うずくまったままの私の頭上に、突然そんな言葉が落っこちてきた。


まるで膜でも張ってるかのように聞こえにくい今の私の耳では、声だけではだれなのか特定ができない。


「ほら、立てるか?」

「うー…」

「……………ダメか。よし、つかまれ。」


そう言ってその人は、私の両手首を掴んで自分の首元に回す。


途端、身体がふわりと宙に浮いた。


「しっかりつかまってろよ。」

「うう、あい…」

「大丈夫か?」

「ぎもぢわるい…」

「吐きたかったら吐け。」

「うー…もったいないからやだ…」

「ははっ、なんだそれ。」


楽しそうに笑ったその声が、なんだかとても心地がいい。


「まったく…どうしておまえは学習能力がないんだよ。毎年こうじゃねェか。」

「す、すみません…」

「あんまり無茶してくれるなよ。」

「でも、……………お頭の誕生日だから…」

「…………………。」

「無茶してでも、……………精一杯祝ってあげたいんです…」

「…………………そうか。」


そうポツリと呟く声が、ひどく穏やかだ。


やがて、ドアノブを回した音に続いて、ギィと聞きなれた悲鳴が耳に届く。


自分の匂いに占領されたそこに辿り着くと、いっきに睡魔が訪れた。


「ほら、横になれ。」

「ん…」


その人に促されるがまま、私は自分のベッドに横たわる。


いよいよ心の底から安堵して、私の思考はゼロに近付いていった。


「じゃあな、ゆっくり寝ろよ。」


そう私に声を掛けながら、その人は私の頭をひとなでして立ち上がる。


「…………………お頭に、」

「え?」


そんな私の突然の言葉に、その人はピタリと動きを止めた。


「お頭に、……………伝えてください…」

「…………………なにをだ?」


その優しげな問い掛けに、私はゆっくりと口を開く。


「いつも、ありがとうございますって…」

「…………………。」

「あなたに出会えて、私はしあわせですって…」


…………………ああ、


私、何言ってるんだろう…


恥ずかしすぎる。


だれかもわからない人に、こんなこと。


そうは思っても、お酒の力も手伝って、私の口からはつらつらとお頭への想いが溢れだす。

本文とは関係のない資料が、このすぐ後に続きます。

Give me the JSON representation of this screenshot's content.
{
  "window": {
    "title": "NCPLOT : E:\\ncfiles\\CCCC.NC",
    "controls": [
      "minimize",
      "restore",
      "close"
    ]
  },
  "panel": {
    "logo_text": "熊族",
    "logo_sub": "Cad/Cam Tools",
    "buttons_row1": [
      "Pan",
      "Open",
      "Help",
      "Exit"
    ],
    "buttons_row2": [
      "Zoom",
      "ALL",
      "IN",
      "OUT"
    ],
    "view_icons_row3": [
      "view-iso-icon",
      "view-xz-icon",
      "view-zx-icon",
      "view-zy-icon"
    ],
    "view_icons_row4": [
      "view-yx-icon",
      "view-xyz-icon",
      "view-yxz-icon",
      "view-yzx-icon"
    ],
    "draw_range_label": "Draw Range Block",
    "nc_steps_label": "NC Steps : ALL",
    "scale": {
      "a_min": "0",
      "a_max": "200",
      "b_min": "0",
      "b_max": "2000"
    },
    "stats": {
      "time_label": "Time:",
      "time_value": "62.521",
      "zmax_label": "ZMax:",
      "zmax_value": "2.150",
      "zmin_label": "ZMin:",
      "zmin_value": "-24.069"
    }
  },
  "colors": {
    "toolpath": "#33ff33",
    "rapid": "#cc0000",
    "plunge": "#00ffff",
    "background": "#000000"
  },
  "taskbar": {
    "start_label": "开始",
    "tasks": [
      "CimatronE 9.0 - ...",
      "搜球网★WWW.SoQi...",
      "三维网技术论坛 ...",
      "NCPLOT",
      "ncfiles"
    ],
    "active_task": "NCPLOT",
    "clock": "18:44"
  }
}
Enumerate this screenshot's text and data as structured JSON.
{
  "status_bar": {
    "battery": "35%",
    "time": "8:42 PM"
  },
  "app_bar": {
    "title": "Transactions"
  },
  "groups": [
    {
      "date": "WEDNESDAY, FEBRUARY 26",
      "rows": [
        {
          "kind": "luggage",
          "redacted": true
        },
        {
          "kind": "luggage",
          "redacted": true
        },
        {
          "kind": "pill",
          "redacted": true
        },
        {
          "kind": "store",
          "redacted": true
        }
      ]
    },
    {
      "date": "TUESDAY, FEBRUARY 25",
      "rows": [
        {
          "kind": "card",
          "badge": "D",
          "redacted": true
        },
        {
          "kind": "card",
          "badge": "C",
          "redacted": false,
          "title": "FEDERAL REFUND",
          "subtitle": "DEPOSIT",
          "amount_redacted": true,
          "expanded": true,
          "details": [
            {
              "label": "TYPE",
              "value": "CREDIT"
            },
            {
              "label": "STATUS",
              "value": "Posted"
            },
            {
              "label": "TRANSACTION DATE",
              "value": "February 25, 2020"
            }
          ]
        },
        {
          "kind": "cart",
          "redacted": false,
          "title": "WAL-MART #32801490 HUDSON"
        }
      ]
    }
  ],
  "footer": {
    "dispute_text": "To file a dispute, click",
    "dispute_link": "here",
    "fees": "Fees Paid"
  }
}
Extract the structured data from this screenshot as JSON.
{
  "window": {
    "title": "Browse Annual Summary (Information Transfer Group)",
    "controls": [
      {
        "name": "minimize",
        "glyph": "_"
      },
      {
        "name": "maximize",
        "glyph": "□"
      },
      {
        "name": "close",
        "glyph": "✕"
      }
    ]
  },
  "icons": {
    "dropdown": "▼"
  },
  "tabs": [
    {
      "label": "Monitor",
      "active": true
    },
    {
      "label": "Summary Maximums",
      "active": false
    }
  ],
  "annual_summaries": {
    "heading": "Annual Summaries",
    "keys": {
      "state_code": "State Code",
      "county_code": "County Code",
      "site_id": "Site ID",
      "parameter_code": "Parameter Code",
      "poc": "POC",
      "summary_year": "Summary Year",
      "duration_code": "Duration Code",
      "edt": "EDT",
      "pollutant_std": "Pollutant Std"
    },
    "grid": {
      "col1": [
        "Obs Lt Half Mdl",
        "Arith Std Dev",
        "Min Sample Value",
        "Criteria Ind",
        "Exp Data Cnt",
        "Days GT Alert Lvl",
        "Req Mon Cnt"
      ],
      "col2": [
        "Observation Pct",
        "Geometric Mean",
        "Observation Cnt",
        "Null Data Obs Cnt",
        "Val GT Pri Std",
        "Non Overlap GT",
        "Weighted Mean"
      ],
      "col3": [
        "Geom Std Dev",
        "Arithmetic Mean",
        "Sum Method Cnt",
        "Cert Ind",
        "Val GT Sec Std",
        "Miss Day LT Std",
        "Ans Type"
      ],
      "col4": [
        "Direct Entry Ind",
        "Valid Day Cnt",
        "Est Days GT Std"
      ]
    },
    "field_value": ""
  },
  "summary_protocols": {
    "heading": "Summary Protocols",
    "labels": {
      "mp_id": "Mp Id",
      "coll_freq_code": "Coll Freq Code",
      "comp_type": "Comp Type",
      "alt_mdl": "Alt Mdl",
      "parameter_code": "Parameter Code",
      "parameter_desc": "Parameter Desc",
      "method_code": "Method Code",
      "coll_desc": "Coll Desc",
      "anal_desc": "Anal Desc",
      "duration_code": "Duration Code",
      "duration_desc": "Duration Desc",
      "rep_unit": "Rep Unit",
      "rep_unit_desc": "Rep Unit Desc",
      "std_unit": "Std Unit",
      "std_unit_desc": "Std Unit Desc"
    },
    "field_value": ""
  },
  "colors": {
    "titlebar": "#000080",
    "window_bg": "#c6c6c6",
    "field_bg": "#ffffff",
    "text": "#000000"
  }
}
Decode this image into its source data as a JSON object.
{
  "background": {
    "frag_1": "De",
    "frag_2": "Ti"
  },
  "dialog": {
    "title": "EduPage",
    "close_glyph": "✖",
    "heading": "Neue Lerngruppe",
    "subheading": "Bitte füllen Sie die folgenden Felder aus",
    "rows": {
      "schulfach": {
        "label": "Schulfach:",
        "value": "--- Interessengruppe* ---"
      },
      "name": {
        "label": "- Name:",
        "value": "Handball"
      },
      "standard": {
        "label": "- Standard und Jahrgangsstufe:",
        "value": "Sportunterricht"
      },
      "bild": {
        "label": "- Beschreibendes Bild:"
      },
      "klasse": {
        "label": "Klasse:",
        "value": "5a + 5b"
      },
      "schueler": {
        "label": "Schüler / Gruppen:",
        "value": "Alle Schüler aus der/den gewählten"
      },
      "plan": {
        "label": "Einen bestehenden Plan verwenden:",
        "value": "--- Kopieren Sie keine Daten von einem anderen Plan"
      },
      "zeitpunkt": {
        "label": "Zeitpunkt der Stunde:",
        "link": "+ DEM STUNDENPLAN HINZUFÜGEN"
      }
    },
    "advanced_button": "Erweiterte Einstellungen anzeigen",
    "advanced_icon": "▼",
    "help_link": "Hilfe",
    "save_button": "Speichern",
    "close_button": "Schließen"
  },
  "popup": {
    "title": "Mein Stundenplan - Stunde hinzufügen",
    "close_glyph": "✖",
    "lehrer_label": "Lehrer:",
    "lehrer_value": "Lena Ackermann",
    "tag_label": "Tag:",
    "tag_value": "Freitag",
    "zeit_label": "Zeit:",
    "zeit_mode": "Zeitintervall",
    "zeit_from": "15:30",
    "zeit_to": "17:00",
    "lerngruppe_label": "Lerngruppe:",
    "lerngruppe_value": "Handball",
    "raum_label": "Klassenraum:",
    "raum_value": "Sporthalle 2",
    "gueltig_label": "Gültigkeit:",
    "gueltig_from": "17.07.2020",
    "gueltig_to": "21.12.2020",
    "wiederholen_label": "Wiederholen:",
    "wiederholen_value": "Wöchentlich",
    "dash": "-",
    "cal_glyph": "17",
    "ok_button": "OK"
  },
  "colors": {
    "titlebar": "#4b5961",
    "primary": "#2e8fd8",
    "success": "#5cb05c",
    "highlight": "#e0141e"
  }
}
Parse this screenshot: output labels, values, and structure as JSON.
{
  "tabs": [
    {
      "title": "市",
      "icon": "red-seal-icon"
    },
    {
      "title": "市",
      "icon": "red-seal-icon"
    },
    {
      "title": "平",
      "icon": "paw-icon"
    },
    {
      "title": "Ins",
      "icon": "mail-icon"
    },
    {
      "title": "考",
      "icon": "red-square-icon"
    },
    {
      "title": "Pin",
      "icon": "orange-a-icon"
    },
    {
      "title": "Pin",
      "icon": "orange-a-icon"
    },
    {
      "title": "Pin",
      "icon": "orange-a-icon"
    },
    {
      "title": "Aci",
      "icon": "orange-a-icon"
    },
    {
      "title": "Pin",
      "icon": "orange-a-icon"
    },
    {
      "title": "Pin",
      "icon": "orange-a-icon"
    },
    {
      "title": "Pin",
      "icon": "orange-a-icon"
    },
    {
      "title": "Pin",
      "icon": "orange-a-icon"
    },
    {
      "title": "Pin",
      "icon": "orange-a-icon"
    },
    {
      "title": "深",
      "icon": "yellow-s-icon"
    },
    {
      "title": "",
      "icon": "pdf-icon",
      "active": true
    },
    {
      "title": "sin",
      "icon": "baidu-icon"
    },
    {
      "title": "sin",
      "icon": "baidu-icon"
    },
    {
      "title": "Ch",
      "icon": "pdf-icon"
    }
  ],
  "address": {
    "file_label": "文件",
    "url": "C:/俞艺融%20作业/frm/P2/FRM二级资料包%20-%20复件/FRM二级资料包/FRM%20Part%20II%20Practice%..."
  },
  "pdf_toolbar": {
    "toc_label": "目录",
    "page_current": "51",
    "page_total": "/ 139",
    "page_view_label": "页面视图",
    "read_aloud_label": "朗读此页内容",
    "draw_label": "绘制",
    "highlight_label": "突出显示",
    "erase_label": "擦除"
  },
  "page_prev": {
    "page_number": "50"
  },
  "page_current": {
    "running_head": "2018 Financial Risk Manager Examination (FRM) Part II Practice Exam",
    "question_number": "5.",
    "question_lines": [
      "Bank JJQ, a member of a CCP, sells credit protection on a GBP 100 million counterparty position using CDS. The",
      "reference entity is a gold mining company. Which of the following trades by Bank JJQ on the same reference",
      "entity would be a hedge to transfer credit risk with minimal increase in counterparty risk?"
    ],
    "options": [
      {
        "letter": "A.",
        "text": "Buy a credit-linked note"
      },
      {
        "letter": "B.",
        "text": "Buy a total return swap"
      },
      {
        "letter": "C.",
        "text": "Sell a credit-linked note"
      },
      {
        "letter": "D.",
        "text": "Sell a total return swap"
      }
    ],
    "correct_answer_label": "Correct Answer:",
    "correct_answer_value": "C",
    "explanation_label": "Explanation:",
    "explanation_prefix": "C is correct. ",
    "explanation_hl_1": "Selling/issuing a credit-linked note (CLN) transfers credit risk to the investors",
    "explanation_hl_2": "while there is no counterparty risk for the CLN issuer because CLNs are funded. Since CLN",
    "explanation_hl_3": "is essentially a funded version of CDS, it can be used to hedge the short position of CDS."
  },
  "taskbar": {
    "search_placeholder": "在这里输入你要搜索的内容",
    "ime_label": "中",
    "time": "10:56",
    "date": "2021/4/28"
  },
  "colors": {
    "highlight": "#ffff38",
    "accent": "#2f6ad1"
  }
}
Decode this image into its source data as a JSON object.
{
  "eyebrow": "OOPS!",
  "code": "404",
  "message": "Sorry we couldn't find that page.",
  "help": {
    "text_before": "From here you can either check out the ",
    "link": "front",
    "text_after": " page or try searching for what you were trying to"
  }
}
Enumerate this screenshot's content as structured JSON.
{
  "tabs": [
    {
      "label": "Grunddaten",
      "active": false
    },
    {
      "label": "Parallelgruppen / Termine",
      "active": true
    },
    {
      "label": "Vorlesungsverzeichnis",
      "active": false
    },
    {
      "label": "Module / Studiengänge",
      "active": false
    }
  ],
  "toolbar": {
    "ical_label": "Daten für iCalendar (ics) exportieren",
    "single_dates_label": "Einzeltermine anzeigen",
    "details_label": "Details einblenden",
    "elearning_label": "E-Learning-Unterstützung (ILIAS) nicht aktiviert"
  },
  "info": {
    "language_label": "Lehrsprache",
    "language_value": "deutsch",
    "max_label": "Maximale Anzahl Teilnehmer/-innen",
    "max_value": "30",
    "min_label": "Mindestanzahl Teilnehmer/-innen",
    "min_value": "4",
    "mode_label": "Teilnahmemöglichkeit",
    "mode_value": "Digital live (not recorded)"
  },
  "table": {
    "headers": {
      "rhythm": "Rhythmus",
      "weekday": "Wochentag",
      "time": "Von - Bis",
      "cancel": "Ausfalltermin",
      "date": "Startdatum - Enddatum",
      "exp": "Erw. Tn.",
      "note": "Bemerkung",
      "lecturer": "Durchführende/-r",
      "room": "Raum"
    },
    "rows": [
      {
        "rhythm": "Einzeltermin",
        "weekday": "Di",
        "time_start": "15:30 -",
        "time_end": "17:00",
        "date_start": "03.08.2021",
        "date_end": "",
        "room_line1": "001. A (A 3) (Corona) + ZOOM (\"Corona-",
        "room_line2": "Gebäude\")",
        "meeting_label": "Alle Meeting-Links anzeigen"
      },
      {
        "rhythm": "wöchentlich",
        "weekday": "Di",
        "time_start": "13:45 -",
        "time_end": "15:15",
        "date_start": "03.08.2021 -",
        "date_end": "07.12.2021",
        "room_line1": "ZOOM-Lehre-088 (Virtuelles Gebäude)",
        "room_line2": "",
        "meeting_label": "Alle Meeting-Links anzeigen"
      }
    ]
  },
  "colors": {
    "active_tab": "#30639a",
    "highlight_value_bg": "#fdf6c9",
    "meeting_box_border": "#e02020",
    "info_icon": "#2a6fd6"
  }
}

「お頭に出会えて、……………私の人生に光が射したんです…」

「…………………。」

「キラキラしてるお頭を見てるだけで、しあわせなんです…」


瞑ったまぶたの裏に、お頭の眩しい笑顔が映し出される。


涙が、溢れた。


「私を拾ってくれて、ありがとうって…」

「…………………。」

「…………………生まれてきてくれて、ありがとうございますって、」

「…………………。」

「そう伝えてください…」

「…………………。」


……………困るよなァ、


いきなり泣かれても…


秘密にしてたけど、実は私泣き上戸なんです…


すみません…


なんだか安心感を感じる船員Aさんに心の中でそう詫びると、その人が私の傍らにしゃがむのが分かった。


長くて暖かい指が、私の頬に伝った涙を掬う。


「…………………あァ、わかった。」

「…………………。」

「ちゃんと伝えておく…」

「……………ありがとう…」


へらりと笑ってそうお礼を言うと、ついに私は遠く意識を手放した。


「…………………おれの方こそ、…………………ありがとう…」


そんな言葉と一緒に、指先にやさしいキス。


夢の入り口で、綺麗な赤が揺れた気がした。


ありったけのに、リボンをかけて


ニヤニヤしちゃってどうしたの?シャンクス。


ん?いやァ、……………いいプレゼントもらったなと思ってな。